KANKU SHŌ – GUARDA IL CIELO, PICCOLO.
Il nome Kankū deriva dall'originale Kūshankū. Il kata è chiamato così ancora oggi nel Wadō-ryū e nello Shōrin-ryū.
A differenza del Kankū dai, il Kankū shō non si basa sui kata fondamentali della scuola Shōtōkan, ma presenta tecniche molto insolite e un ritmo variabile attraverso tecniche veloci e lente.
Le tecniche di Tsukami-yose (afferrare e tirare) rappresentano difese contro gli attacchi di pugno: dopo la parata, il braccio viene tenuto saldamente e, mentre viene tirato, viene contrattaccato con Mae geri. Dopo il Mae geri, è necessario un passo scivolato prima di atterrare in Kōsa dachi.
Il salto a 360° può essere un contrattacco (Mikazuki tobi geri) dopo la difesa con Haishu uke. Si atterra bassi per evitare un secondo attacco da dietro. È importante notare che la posizione di atterraggio viene spostata di una posizione a destra per atterrare sul punto di partenza dell'Enbusen. Inoltre, il Mikazuki geri sviluppa automaticamente slancio in questa direzione durante il salto. Saltare dopo l'atterraggio – riprendendo un Kōkutsu dachi più basso – consente una rapida difesa contro una tecnica di calcio, e la combinazione si completa con un contrattacco in avanti (Shutō uke come tecnica d'attacco). Questo punto può anche essere interpretato diversamente: il Kōkutsu dachi può essere eseguito anche alla solita altezza.

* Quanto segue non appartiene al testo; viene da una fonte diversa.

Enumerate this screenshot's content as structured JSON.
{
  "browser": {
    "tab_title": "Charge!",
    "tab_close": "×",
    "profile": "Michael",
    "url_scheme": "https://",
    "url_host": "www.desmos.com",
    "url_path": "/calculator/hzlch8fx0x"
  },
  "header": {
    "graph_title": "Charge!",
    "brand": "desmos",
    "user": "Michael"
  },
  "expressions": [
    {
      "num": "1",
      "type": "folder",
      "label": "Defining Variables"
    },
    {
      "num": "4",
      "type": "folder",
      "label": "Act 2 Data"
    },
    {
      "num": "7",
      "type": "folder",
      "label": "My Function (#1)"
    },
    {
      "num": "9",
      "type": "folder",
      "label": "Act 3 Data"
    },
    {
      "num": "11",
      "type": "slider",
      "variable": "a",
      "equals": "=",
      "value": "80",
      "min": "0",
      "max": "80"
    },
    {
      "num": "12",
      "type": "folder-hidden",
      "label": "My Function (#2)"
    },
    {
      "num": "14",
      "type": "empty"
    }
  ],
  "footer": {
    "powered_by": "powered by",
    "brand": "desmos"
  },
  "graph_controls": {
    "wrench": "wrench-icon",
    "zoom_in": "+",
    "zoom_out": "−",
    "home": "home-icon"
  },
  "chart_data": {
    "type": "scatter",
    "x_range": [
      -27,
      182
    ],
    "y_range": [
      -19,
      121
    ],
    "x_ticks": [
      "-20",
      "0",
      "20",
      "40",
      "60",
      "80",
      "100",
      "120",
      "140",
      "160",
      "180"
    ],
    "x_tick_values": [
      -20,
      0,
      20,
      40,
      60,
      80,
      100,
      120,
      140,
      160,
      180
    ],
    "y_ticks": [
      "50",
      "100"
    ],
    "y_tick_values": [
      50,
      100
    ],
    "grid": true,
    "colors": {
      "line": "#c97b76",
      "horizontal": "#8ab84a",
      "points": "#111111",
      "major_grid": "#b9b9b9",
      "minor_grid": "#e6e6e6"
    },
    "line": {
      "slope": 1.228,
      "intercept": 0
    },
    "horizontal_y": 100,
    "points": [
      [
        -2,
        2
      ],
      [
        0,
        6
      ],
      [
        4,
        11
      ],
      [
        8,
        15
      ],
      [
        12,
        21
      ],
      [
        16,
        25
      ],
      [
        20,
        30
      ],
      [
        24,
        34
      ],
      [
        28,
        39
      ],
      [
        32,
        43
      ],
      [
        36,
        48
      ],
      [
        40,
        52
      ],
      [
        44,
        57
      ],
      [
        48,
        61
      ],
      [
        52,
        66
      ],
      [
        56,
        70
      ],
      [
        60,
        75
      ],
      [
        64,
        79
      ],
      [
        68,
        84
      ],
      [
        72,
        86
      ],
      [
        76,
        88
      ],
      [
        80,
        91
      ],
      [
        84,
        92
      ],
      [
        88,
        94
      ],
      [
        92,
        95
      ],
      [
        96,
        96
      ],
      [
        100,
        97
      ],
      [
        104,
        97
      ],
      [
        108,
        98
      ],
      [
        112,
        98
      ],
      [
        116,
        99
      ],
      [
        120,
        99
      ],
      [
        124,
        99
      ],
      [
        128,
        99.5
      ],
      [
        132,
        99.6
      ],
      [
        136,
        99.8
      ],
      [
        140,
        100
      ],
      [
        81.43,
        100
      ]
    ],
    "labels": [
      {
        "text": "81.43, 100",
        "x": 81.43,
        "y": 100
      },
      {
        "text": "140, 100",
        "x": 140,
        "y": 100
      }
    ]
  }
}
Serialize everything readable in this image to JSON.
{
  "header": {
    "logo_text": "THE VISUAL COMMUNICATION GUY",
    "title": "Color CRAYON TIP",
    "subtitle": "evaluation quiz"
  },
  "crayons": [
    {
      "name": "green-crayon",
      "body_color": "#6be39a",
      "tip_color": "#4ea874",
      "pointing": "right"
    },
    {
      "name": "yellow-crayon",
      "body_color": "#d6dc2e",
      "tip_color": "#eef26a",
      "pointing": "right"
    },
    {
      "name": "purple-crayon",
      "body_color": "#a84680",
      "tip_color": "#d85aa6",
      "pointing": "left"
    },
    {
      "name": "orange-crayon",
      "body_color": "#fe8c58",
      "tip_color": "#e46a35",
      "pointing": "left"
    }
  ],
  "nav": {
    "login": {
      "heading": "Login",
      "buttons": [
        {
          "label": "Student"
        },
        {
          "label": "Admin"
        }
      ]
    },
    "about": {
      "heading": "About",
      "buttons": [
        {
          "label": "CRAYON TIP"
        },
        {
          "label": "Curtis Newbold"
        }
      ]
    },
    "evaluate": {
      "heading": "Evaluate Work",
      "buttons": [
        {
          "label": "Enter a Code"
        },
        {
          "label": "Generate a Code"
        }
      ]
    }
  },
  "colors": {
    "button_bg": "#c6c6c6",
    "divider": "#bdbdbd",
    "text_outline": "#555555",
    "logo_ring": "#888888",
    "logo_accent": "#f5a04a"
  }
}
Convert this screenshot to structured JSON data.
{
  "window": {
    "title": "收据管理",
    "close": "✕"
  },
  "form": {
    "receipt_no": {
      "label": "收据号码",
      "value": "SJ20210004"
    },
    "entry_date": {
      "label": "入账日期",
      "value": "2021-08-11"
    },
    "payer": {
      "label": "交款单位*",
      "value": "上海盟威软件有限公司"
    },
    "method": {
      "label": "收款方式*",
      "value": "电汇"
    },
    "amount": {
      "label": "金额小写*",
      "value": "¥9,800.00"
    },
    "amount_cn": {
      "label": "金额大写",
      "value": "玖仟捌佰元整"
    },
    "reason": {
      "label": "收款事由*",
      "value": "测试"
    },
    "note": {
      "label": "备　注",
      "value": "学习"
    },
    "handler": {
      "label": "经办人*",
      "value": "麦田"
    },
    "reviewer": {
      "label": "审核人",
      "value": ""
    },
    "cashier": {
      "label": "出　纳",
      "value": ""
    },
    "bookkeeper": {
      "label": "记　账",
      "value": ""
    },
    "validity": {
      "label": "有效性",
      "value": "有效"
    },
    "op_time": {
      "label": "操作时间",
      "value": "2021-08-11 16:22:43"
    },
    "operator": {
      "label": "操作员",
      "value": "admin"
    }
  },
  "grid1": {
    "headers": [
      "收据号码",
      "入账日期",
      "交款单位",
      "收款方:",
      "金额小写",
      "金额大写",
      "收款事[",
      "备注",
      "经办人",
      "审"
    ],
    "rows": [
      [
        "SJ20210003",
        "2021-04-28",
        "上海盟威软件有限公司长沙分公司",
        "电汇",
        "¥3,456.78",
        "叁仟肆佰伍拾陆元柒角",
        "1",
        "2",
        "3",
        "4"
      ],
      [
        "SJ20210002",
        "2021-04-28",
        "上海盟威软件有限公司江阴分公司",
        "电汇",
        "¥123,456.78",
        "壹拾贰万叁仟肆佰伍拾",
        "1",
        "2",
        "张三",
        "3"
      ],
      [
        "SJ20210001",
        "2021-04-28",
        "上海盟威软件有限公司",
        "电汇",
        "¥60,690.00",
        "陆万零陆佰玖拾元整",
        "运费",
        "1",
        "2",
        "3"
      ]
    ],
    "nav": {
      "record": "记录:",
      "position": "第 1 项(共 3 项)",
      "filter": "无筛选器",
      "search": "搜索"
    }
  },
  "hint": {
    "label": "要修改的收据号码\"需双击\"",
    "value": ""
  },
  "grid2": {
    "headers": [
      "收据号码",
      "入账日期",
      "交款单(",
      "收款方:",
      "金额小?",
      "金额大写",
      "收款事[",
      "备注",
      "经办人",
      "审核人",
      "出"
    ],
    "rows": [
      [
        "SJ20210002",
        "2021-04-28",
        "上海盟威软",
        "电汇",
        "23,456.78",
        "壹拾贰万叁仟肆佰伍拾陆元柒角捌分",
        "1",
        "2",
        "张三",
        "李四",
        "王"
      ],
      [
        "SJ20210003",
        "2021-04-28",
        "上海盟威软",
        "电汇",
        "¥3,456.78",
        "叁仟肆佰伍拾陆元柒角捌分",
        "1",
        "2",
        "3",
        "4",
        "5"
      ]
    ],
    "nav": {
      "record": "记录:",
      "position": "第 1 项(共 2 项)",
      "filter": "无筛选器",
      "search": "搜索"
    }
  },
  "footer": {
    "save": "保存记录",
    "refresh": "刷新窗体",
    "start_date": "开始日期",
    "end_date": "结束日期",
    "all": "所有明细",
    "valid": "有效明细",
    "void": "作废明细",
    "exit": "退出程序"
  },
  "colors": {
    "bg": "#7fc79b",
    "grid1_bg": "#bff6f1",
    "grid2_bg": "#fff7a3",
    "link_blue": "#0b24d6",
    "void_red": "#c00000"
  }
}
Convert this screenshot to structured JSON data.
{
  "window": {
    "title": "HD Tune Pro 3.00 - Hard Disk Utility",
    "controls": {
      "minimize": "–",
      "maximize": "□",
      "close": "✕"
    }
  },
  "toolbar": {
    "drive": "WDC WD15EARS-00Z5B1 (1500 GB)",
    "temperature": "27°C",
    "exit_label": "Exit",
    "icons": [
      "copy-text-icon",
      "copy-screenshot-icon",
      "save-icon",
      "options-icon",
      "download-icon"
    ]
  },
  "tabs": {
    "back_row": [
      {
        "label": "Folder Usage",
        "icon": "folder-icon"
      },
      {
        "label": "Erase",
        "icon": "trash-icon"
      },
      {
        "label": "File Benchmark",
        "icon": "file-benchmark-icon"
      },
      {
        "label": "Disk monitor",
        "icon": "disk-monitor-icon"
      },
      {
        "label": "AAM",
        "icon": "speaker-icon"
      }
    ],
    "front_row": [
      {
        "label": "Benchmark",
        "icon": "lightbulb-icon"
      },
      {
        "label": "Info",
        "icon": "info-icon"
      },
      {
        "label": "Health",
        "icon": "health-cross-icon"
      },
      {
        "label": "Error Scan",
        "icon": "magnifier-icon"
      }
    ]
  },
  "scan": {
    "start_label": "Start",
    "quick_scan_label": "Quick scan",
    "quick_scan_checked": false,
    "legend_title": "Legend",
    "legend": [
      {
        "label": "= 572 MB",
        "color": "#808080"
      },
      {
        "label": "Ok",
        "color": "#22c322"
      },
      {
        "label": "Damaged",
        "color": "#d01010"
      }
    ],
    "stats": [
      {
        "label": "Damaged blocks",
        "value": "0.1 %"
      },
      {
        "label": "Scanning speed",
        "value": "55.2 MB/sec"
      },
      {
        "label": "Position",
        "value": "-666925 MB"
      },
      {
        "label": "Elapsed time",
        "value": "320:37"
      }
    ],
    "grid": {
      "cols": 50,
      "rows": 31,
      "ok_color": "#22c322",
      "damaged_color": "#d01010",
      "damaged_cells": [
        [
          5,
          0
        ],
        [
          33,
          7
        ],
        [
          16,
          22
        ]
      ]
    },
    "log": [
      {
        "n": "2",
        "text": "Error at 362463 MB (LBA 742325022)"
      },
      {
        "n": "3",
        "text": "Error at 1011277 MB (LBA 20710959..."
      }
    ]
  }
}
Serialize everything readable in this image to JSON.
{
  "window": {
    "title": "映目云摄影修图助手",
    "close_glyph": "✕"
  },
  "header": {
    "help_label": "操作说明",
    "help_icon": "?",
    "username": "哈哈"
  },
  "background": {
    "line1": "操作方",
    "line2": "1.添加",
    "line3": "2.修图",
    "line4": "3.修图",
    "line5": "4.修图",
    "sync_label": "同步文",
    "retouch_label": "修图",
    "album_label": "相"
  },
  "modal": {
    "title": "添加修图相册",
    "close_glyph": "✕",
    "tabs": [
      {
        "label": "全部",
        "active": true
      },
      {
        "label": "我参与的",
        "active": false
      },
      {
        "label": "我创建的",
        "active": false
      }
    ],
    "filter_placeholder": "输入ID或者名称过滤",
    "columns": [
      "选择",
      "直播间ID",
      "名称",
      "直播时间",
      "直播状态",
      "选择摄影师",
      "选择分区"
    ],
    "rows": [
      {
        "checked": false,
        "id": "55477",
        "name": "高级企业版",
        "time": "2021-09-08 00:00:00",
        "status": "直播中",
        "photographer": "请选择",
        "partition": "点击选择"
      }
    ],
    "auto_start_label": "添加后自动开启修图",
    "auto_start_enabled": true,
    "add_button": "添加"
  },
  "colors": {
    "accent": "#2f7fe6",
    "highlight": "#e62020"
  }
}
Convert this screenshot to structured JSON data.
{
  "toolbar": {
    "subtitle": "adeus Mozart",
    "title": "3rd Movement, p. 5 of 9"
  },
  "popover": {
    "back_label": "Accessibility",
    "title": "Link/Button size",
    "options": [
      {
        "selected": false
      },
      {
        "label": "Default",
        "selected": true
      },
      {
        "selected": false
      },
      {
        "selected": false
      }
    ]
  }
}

Sebbene il Kankū shō non sia lungo quanto il Kankū dai, le sue esigenze sono così elevate da essere classificato come kata avanzato. I suoi movimenti insoliti offrono al karateka nuovi aspetti e sfide. È l'unico kata dello stile Shotōkan che include tre salti (una schivata, una contromossa e un salto). Ciò richiede anche una forte muscolatura delle gambe.